Il se présente donc immédiatement un autre point de vue duquel il convient de traiter la question; ce n'est plus celui de la théorie abstraite, mais celui de la charité fraternelle, déjà indiqué provisoirement dans la parenthèse du premier verset. En effet, le chrétien libéral, élevé au-dessus des scrupules et des superstitions, n'a pas d'intérêt à faire valoir son opinion en tout état de cause. Dieu ne le jugera pas d'après ce qu'il mange; son libéralisme à l'égard des viandes ne saurait ajouter un appoint quelconque à sa valeur morale, et la privation qu'il pourrait s'imposer ne la diminuera pas. Mais ce qui est très important, ce qui constitue un devoir positif, et par conséquent une responsabilité, c'est que la règle de conduite que chacun se trace et qu'il suit, ne devienne pas une occasion de péché pour l'autre. Le plus fort doit respecter le plus faible; celui qui est libre de préjugés ne doit pas heurter en face celui qui ne s'en est pas encore défait (Rom. XIV, 13, 15, 21).

Nous apprenons, en passant, jusqu'où allait le libéralisme de certains membres de l'église. Il y en avait qui, sous prétexte que les faux dieux sont des êtres purement imaginaires, ce que Paul ne conteste pas, se permettaient d'assister à des festins célébrés dans les temples païens, et auxquels leurs amis ou parents païens les invitaient. Paul leur dira plus tard sa façon de penser sur cette manière d'agir considérée en elle-même. Ici, il relève seulement l'effet déplorable qu'elle peut avoir sur d'autres. Il se trouvera des chrétiens qui, tout en conservant leurs scrupules, ou tout en sentant intérieurement l'inconvenance de pareils procédés, se laisseront entraîner momentanément à faire comme ceux-là; ils se rendront à ces mêmes fêtes, ils mangeront de ces viandes, leur conscience leur fera des reproches, mais ils étoufferont sa voix, qui finira par se taire ailleurs aussi, et peut-être arriveront-ils à retomber soit dans le paganisme, soit au moins dans une coupable et périlleuse légèreté morale. Et pourquoi cela? parce qu'un frère, jaloux de s'affranchir d'une gêne à peine sensible, ou même désireux de faire parade de son indépendance, aura dédaigné de pratiquer dans une toute petite sphère, à propos d'une jouissance à peine digne d'être mentionnée, ce que Jésus a accompli avec un si admirable dévouement, avec une abnégation sans pareille, avec le sacrifice de sa vie — savoir, de consulter l'intérêt des hommes, ses frères, avant le sien propre!

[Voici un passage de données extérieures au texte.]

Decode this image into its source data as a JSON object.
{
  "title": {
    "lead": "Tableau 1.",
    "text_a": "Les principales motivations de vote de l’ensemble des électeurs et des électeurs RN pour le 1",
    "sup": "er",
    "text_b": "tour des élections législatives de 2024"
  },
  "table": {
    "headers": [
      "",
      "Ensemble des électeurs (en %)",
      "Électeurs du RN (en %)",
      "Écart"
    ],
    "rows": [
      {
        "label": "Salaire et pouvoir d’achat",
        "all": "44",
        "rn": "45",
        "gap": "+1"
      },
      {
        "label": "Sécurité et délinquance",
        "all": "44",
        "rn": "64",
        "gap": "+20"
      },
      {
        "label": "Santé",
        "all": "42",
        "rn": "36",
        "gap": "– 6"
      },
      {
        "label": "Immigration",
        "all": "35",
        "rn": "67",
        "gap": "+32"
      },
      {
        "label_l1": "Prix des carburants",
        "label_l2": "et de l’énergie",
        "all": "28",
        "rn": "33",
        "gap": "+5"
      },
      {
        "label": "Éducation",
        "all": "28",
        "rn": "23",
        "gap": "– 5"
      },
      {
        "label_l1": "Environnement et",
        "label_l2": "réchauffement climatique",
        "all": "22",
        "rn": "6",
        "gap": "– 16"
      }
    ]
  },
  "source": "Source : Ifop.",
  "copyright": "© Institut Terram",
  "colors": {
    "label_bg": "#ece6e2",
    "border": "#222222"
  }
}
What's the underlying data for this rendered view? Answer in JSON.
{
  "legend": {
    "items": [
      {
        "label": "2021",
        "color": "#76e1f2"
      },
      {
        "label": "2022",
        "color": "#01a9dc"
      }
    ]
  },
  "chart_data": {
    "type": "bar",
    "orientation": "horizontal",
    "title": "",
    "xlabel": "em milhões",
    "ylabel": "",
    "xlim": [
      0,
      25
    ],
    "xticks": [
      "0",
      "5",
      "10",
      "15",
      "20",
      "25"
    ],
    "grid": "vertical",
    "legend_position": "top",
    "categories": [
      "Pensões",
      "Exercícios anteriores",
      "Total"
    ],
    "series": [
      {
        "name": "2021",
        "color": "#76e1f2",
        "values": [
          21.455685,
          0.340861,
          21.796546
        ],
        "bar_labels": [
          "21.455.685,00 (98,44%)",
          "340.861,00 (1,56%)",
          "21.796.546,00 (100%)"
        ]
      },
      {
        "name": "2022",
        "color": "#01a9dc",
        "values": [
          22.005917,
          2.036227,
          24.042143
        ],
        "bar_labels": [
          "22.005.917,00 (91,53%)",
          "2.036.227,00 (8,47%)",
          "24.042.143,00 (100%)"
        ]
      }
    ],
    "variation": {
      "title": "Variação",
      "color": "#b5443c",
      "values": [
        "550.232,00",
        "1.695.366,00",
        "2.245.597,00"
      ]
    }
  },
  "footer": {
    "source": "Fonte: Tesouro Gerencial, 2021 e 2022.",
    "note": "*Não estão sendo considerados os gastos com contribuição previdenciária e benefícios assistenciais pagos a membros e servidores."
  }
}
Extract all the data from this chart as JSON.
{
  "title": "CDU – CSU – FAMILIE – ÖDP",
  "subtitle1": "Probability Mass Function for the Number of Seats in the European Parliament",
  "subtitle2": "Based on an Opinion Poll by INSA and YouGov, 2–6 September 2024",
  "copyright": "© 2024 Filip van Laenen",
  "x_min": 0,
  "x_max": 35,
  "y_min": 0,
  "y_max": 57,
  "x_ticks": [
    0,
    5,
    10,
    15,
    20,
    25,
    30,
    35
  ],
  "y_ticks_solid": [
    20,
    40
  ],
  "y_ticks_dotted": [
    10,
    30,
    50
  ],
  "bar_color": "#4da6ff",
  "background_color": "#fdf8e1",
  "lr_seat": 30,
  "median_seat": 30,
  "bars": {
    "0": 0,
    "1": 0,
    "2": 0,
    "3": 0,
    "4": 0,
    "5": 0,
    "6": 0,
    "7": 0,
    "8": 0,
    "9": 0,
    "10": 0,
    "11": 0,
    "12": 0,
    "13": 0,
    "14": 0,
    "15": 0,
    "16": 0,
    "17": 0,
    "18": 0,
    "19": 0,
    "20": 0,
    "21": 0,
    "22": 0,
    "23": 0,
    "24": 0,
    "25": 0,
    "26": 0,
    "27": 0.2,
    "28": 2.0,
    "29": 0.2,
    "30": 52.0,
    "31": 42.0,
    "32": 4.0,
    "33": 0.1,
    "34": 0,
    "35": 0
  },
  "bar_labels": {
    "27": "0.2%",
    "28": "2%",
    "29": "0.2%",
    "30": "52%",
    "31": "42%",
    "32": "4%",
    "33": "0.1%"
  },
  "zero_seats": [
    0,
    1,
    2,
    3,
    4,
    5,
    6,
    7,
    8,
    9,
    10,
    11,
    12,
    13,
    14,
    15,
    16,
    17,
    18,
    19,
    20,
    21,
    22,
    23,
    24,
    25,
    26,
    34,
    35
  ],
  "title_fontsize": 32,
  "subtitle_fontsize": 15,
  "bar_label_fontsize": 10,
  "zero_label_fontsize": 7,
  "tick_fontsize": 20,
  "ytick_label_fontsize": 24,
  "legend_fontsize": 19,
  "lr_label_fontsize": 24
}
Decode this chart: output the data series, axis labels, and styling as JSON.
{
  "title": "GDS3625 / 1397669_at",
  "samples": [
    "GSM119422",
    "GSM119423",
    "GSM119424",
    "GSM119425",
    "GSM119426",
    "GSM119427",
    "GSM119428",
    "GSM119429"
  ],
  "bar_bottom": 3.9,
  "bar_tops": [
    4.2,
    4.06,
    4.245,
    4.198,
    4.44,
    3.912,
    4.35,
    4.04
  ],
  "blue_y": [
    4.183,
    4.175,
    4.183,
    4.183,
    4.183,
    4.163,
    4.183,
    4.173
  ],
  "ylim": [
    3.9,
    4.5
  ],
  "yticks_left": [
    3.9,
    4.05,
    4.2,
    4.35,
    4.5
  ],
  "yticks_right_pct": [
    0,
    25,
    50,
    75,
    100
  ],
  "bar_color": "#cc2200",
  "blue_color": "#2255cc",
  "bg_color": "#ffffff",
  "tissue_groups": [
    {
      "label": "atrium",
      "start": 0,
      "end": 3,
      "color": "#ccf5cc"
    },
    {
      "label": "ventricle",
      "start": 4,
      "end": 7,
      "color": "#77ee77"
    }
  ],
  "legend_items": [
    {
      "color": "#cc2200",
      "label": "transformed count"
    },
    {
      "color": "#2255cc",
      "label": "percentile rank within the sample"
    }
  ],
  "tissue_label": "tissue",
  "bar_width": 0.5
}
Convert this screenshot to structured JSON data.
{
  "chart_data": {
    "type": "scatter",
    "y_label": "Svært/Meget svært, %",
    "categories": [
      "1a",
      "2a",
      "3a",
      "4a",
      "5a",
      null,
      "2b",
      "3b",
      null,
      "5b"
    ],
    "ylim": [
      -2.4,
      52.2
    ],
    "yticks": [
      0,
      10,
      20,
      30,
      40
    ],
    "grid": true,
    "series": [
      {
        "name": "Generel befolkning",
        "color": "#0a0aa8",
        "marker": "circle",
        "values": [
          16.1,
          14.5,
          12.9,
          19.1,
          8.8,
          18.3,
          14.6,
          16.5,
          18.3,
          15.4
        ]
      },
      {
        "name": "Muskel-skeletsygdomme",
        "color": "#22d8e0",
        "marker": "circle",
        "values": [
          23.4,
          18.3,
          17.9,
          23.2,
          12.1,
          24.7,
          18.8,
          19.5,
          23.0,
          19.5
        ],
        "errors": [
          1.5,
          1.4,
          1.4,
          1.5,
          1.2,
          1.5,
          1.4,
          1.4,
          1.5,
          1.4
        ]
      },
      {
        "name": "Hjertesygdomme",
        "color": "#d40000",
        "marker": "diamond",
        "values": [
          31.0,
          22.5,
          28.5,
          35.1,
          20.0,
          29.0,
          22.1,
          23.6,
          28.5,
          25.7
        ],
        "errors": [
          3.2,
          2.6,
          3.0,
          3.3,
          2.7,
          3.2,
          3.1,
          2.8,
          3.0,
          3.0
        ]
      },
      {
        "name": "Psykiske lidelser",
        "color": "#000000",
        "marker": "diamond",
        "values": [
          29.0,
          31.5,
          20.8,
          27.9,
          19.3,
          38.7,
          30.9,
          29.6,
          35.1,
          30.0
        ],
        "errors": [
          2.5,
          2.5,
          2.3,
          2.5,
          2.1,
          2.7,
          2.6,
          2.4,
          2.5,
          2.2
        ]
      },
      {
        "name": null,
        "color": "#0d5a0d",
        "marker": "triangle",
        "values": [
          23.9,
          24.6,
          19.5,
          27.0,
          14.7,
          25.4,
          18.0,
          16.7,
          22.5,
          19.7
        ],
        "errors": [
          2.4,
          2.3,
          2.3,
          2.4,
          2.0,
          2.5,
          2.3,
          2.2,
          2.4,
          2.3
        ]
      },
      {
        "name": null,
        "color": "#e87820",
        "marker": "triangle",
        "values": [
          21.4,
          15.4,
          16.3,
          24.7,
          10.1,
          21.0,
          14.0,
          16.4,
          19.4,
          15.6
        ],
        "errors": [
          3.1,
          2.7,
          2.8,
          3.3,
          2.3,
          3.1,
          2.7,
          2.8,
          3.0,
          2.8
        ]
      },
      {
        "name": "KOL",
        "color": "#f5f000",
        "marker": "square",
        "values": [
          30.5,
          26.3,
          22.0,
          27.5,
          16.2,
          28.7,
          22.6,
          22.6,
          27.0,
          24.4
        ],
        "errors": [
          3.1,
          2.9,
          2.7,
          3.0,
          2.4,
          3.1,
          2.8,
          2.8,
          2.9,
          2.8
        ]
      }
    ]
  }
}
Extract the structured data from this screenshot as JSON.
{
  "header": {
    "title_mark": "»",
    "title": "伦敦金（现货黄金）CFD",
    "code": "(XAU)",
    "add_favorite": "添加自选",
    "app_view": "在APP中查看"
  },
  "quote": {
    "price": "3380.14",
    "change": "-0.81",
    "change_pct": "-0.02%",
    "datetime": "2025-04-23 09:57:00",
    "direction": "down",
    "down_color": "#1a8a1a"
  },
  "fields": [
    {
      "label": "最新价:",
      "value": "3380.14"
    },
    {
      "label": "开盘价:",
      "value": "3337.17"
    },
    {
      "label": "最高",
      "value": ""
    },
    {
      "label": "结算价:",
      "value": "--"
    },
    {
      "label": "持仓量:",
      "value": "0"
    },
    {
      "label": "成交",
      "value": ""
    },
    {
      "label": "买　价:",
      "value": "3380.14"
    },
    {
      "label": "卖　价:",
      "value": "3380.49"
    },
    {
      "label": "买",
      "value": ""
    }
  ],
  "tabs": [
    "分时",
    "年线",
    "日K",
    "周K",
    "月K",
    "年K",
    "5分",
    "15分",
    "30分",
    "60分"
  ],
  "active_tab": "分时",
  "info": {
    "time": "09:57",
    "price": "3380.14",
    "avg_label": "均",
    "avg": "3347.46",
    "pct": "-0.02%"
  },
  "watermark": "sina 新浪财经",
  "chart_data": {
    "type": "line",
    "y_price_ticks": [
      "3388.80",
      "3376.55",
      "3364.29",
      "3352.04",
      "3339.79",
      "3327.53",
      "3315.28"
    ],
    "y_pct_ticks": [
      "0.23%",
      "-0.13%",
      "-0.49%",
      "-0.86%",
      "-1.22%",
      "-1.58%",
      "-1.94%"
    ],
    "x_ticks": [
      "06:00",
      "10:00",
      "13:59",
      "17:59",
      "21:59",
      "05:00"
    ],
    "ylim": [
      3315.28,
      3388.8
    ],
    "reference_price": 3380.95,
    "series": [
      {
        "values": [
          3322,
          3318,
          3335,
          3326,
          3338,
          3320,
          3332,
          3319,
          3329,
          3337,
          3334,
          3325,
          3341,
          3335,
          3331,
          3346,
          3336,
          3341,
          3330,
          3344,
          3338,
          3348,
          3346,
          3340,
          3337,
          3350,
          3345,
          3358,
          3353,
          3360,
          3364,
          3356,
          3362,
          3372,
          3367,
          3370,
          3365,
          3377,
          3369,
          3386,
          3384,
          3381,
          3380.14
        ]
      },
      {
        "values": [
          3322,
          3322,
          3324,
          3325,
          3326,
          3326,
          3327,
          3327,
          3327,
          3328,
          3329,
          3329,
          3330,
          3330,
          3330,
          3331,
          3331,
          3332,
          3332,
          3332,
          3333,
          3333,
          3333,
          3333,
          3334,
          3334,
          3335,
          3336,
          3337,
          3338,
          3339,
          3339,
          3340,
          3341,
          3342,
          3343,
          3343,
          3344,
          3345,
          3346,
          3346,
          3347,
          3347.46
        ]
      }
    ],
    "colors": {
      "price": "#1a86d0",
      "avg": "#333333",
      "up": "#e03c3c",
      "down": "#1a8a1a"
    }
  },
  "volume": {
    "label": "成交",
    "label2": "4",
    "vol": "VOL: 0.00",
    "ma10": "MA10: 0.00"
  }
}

Ainsi envisagé, l'acte, qui tout à l'heure paraissait moralement indifférent, devient un véritable péché, et non seulement un péché contraire au devoir envers le prochain, mais un péché contre Christ même, dont il détruit l'œuvre (Matth, XVIII, 6 ss.).

Cette idée, que c'est un devoir pour le chrétien de faire le sacrifice de sa liberté (dans le sens indiqué), toutes les fois que la revendication et l'usage, même légitime, qu'il en ferait, pourrait causer un dommage moral à d'autres, cette idée, disons-nous, remplit tellement l'âme de l'auteur, qu'il s'y arrête maintenant fort au long, pour faire voir qu'elle règle et a toujours réglé sa propre conduite. Le chapitre suivant (chap. IX) forme ainsi une espèce de digression, et ce n'est qu'au dixième qu'il reviendra à la question des viandes, pour l'envisager à d'autres points de vue encore.